Para dimensionar el desafío: garantizar agua potable para toda su población requeriría un salto del 31,5% anual, mientras que erradicar la inseguridad alimentaria exigiría aceleraciones superiores al 60% cada año, un ritmo que los propios autores califican de casi imposible de lograr en el plazo restante.


La gobernanza como la llave hacia 2050

A pesar del severo diagnóstico, los científicos enfatizan que no todo está perdido. En cerca de la mitad de los indicadores analizados, la tendencia mundial se mueve en la dirección correcta.
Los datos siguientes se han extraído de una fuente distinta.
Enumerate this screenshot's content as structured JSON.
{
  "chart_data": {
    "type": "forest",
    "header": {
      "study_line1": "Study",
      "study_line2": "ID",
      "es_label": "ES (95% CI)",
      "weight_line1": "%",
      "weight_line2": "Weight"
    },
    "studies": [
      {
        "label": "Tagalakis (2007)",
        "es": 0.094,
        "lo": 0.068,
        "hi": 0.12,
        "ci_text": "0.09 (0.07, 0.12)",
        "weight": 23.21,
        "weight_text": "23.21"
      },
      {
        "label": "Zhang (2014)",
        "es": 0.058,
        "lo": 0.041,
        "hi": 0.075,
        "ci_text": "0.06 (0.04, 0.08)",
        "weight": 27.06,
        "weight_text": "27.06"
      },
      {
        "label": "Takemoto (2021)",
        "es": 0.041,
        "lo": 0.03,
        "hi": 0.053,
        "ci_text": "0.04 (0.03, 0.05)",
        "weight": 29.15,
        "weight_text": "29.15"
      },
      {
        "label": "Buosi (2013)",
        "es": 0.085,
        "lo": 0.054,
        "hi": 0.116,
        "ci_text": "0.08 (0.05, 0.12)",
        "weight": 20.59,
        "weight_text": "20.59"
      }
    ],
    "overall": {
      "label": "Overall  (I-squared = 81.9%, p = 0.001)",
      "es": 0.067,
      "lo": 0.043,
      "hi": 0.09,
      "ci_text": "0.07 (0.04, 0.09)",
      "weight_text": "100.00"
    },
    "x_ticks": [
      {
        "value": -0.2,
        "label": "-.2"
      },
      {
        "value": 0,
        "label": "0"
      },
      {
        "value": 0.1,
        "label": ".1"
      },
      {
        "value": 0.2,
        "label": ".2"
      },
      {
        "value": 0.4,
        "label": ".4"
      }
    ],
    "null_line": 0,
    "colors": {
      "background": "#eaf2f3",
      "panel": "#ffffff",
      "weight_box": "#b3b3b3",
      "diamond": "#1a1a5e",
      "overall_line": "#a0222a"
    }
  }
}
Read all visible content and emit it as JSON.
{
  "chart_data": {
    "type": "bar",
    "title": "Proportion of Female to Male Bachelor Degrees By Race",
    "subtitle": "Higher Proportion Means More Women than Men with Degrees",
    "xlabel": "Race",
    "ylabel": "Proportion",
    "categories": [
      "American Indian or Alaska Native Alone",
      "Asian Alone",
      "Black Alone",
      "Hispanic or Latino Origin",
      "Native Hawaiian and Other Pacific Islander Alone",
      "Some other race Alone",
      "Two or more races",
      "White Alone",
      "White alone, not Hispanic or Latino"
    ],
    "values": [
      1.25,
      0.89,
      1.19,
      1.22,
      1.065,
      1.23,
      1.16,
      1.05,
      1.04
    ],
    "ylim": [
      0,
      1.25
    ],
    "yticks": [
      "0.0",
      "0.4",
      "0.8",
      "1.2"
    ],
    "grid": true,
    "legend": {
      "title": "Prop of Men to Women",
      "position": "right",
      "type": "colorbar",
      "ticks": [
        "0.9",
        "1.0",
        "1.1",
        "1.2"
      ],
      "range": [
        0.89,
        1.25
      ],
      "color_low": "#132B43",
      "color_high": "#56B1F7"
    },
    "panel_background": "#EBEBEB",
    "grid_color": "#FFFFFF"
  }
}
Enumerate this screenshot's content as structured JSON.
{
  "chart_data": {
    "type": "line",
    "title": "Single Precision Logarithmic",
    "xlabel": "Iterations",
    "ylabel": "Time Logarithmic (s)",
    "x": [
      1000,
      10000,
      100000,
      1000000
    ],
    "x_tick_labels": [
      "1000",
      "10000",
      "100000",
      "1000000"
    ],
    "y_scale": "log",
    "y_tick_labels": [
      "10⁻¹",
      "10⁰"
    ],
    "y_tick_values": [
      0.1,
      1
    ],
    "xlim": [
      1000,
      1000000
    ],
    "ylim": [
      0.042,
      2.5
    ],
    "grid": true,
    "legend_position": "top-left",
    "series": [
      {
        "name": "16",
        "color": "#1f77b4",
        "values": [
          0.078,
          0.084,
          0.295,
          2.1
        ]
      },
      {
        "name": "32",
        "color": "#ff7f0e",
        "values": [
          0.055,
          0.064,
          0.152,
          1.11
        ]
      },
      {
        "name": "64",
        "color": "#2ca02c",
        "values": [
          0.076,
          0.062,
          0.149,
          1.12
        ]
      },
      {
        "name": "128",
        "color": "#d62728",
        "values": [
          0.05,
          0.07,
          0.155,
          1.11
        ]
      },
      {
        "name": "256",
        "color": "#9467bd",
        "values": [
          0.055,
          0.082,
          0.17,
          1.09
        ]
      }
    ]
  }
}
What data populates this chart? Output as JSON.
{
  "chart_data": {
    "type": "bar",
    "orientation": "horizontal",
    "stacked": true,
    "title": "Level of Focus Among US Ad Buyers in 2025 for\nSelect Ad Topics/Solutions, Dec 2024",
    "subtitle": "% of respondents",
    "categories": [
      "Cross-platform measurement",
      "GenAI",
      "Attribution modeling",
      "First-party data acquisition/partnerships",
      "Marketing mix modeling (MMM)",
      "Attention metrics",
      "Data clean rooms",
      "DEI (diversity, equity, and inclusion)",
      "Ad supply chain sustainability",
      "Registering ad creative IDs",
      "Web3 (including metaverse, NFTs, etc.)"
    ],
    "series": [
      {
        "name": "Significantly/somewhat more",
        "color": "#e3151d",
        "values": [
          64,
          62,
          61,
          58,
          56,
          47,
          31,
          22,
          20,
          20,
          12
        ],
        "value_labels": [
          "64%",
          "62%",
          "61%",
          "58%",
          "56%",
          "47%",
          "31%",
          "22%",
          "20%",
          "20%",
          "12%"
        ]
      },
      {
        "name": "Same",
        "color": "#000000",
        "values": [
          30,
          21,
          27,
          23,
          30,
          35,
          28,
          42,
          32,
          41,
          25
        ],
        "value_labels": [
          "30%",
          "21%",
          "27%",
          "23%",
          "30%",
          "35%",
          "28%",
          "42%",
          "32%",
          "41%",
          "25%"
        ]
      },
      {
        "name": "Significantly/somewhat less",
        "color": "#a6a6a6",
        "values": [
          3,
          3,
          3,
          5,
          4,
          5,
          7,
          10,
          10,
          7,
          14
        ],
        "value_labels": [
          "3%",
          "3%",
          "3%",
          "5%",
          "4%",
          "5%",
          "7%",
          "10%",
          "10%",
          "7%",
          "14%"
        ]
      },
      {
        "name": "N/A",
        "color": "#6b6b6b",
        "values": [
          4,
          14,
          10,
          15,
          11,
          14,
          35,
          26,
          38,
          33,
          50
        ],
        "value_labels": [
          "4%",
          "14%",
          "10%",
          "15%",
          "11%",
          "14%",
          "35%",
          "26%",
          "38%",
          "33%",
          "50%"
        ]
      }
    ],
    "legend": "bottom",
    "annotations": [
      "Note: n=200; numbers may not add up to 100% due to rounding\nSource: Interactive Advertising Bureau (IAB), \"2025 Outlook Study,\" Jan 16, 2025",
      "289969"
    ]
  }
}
Si el horizonte de evaluación se extiende hacia el año 2050, muchas de las metas se vuelven alcanzables, siempre y cuando los gobiernos adopten correctivos inmediatos y utilicen referencias regionales más realistas.

Especialistas de la Organización de las Naciones Unidas para la Alimentación y la Agricultura (FAO) y de la Universidad de Cornell coinciden en que la efectividad gubernamental, la transparencia y la participación ciudadana no son un ítem más del listado, sino la condición indispensable para mover todas las demás fichas. Priorizar el precio de la canasta básica, recortar las emisiones agrícolas y proteger el trabajo rural son decisiones políticas urgentes: el reloj de 2030 sigue corriendo y el margen para las promesas se ha agotado por completo.